Higgins and his team are working to get their findings into the hands of clinicians to help them better understand how patients are recovering from inflammation.
To illustrate this idea, Higgins highlighted the case of a 78-year-old woman admitted to the hospital after a heart attack. On day four of her recovery, her white blood cell count dropped into the normal range, suggesting that she was recovering well. However, her white blood cell count was still higher than the healthy trajectory the researchers had defined — and it proceeded to increase over the next several days, as she took a turn for the worse. In other words, the overall pattern provided a more valuable diagnostic clue than the absolute blood count number, Higgins said, by signaling a day earlier that something had gone wrong with the patient’s recovery.
Higgins, however, cautions that it remains to be seen whether earlier intervention based on these harbingers of poor recovery might improve outcome. That is a subject for further research.
“Our approach really just identifies high-risk patients,” Higgins said. “We still have to study whether diagnosing something a little bit earlier is actually going to help, but at least we’d have a chance to intervene.”
Higgins and his team are also interested in studying the underlying biological mechanisms that cause white blood cell and platelet counts to return or fail to return to normal after injury or illness.
“These findings help generate some hypotheses for mechanisms,” Higgins said.

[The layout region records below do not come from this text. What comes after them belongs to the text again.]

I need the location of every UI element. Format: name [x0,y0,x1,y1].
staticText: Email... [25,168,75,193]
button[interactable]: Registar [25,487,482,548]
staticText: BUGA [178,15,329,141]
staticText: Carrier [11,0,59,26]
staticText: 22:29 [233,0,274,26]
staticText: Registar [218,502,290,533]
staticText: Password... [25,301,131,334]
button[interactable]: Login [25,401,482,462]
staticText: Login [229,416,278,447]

For example, it guides researchers to look at when white blood cell counts peak during inflammation, and explore the processes in the body that would lead to exponential decay after the peak.

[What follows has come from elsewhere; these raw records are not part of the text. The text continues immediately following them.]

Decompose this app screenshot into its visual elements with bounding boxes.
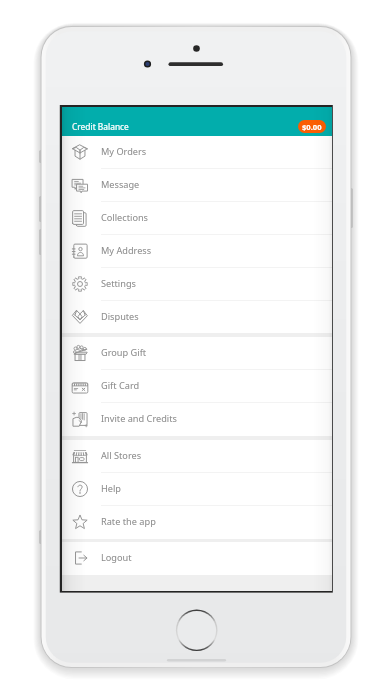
staticText: Logout [101, 551, 132, 564]
button[interactable]: My Address [62, 235, 332, 268]
staticText: Collections [101, 211, 149, 224]
button[interactable]: Credit Balance [62, 107, 332, 136]
staticText: Group Gift [101, 346, 147, 359]
staticText: $0.00 [302, 122, 322, 132]
staticText: My Address [101, 244, 152, 257]
button[interactable]: Group Gift [62, 337, 332, 370]
staticText: Gift Card [101, 379, 140, 392]
staticText: Rate the app [101, 515, 156, 528]
staticText: Message [101, 178, 140, 191]
button[interactable]: My Orders [62, 136, 332, 169]
staticText: Settings [101, 277, 136, 290]
button[interactable]: Logout [62, 542, 332, 575]
staticText: My Orders [101, 145, 147, 158]
staticText: Help [101, 482, 122, 495]
button[interactable]: Help [62, 473, 332, 506]
staticText: Invite and Credits [101, 412, 177, 425]
button[interactable]: Message [62, 169, 332, 202]
staticText: All Stores [101, 449, 142, 462]
button[interactable]: Invite and Credits [62, 403, 332, 436]
button[interactable]: Collections [62, 202, 332, 235]
button[interactable]: Disputes [62, 301, 332, 334]
button[interactable]: Settings [62, 268, 332, 301]
button[interactable]: Rate the app [62, 506, 332, 539]
button[interactable]: Gift Card [62, 370, 332, 403]
staticText: Credit Balance [72, 121, 129, 132]
staticText: Disputes [101, 310, 139, 323]
button[interactable]: All Stores [62, 440, 332, 473]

The researchers also want to shift their focus even earlier in the process to see if they can find common features of a good response when patients initially develop inflammation after injury or illness.
“Understanding quantitatively what a good recovery looks like from the very beginning will allow us to identify at-risk patients at even earlier time points, and to design interventions that improve outcomes,” said author Aaron Aguirre, HMS assistant professor of medicine at Mass General.
The research was supported by the One Brave Idea Initiative, Fast Grants at the Mercatus Center, George Mason University, the NIH (DP2DK098087), the Partnership for Clean Competition Research Collaborative, the MGH Hassenfeld award, and the Controlled Risk Insurance Company/Risk Management Foundation.